If you’ve been keeping up with our AMD coverage since the launch of RDNA 1 back in 2019, these results should not surprise. We’ve tested more old games than this on an array of cards, and discovered the problem of frame rates lagging behind comparably powerful Nvidia GPUs persisted throughout the RDNA 1 and RDNA 2 stack. These results suggest that that issue persists here in January 2022. If your main PC-game squeezes are older DirectX 11 games, be warned that the Radeon RX 6500 XT likely won’t provide price-competitive performance until AMD addresses driver shortfalls on older games.
Overclocking and Thermals: A Hot Pocket
Onward to temperature-testing and overclocking the card. We subjected the Gigabyte Eagle 4G to a 10-minute stress test in 3DMark Port Royal, and the card peaked at a temperature of 71 degrees C. We consider this fairly high for a card at such a low power tier, especially considering the Gigabyte-branded Radeon RX 6600 XT’s result of just 59 degrees C in the same test.
Most of this heat was collected and dumped into the middle of the backplate, according to what we saw through a FLIR One Pro thermal imaging camera aimed at our testbed during the stress test.
When it came time to overclock the card using AMD’s Radeon Software utility, we weren’t able to achieve any sort of stable overclock profile that produced useful results. Any applied overclock would either return the same results as the card at stock settings, or hurt the score if the card had more than 150MHz applied to the maximum boost clock.
An Oasis in the 1080p Desert, or a Mirage?
The AMD Radeon RX 6500 XT is a fine 1080p engine that works well for both AAA games at 60fps and multiplayer games at high refresh rates, and it held strong in all of our test runs save our handful of legacy AAA titles, a known stumbling block for RDNA-based Radeon GPUs.

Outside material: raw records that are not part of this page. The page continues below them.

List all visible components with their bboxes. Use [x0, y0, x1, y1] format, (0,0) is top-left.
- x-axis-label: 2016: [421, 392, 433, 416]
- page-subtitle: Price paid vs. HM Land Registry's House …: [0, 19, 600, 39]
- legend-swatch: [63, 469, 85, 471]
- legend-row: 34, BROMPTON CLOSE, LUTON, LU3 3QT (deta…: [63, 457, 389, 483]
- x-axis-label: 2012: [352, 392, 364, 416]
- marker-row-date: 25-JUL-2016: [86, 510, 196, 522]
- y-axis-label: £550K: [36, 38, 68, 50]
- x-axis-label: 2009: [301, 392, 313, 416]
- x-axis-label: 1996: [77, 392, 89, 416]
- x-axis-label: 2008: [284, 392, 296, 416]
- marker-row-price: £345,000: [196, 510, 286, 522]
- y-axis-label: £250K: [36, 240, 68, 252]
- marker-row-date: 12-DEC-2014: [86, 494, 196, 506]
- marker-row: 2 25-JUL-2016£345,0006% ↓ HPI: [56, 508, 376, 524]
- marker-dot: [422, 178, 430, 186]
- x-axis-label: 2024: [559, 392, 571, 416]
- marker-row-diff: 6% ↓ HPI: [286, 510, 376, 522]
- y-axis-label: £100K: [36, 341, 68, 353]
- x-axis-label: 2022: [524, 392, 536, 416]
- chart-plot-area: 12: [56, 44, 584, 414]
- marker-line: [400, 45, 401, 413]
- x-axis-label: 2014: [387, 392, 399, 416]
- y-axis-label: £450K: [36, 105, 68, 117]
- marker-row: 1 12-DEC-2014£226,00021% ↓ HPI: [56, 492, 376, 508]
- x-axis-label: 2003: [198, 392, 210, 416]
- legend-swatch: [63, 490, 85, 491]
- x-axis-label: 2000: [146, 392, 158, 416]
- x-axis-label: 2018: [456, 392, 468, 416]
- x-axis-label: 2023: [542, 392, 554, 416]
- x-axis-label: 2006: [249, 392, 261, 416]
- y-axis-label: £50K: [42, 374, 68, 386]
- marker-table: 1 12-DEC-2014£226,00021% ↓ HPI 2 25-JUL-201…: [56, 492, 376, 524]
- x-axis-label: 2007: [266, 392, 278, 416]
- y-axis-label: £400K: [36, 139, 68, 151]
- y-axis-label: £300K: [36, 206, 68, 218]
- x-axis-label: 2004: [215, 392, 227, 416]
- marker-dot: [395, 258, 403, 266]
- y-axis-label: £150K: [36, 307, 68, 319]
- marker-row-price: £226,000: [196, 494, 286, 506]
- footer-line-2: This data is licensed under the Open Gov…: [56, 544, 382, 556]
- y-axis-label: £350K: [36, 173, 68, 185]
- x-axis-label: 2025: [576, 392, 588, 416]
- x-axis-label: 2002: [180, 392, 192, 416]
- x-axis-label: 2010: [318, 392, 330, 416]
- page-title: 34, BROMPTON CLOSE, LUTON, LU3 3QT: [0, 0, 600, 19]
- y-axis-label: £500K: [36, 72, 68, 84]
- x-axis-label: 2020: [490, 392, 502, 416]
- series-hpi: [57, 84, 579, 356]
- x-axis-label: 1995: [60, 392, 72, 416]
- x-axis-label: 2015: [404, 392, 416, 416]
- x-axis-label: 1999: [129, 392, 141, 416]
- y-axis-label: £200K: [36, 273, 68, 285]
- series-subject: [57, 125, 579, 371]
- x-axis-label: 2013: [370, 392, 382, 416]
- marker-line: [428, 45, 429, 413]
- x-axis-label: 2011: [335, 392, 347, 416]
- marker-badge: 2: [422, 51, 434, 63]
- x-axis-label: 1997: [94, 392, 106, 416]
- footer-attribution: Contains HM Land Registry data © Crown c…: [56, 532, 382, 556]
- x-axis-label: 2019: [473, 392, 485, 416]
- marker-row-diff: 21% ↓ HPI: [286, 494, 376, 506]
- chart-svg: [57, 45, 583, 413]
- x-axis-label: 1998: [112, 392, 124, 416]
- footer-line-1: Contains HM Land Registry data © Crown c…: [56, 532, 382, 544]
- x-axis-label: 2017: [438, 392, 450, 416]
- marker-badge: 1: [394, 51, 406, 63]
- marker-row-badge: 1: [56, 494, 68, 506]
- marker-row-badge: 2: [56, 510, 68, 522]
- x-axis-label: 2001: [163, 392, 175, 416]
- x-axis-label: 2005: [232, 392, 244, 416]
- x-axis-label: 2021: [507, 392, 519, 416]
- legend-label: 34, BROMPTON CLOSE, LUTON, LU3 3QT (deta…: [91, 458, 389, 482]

However, the inclusion of ray-tracing cores for such a low-power card, especially in its introductory price range, seems overly optimistic to our eyes. In the same way some monitor manufacturers might include the bare-minimum HDR spec on a display just to have the logo on the box, ray-tracing cores on a $199 graphics card prove mostly pointless, at least without any form of AMD’s Radeon Super Resolution (RSR) applied. We have plans to put RSR through more vigorous testing in the coming weeks, but until we have that bank of numbers to compare from, we’ll stick to the conclusion from our testing regimen: The RX 6500 XT is too underpowered to handle ray-tracing effectively above even 30fps at 1080p resolution.
But we also know what the GPU stock situation is like out there. As long as you don’t plan on spending most of your PC-gaming time around the still fairly limited number of titles that even support ray-tracing in the first place, the AMD Radeon RX 6500 XT might fill your list of requirements. Number one: It’s available (in theory). Number two: If it’s available, is there even a number two?
As for that availability: The RX 6500 XT launches just under the threshold where a GPU starts being effective for mining operations, so there’s at least a chance that you will be able to find the RX 6500 XT at list price (if you can find it at all) for a little while after this review goes live. And if you can land one at MSRP, you should consider it if 1080p play and moderate multiplayer battles (under a 165Hz refresh rate) are your aim. It will do its best work for competitive esports players playing at high refresh rates and lower detail settings at 1080p. But it will still fill a gap for the AAA-gaming set in a 60fps pinch.
For everyone else who didn’t get their RX 6500 XT at MSRP in time? Back to digging in the eBay salt mines for the best deal you can find on a GTX 1650 Super!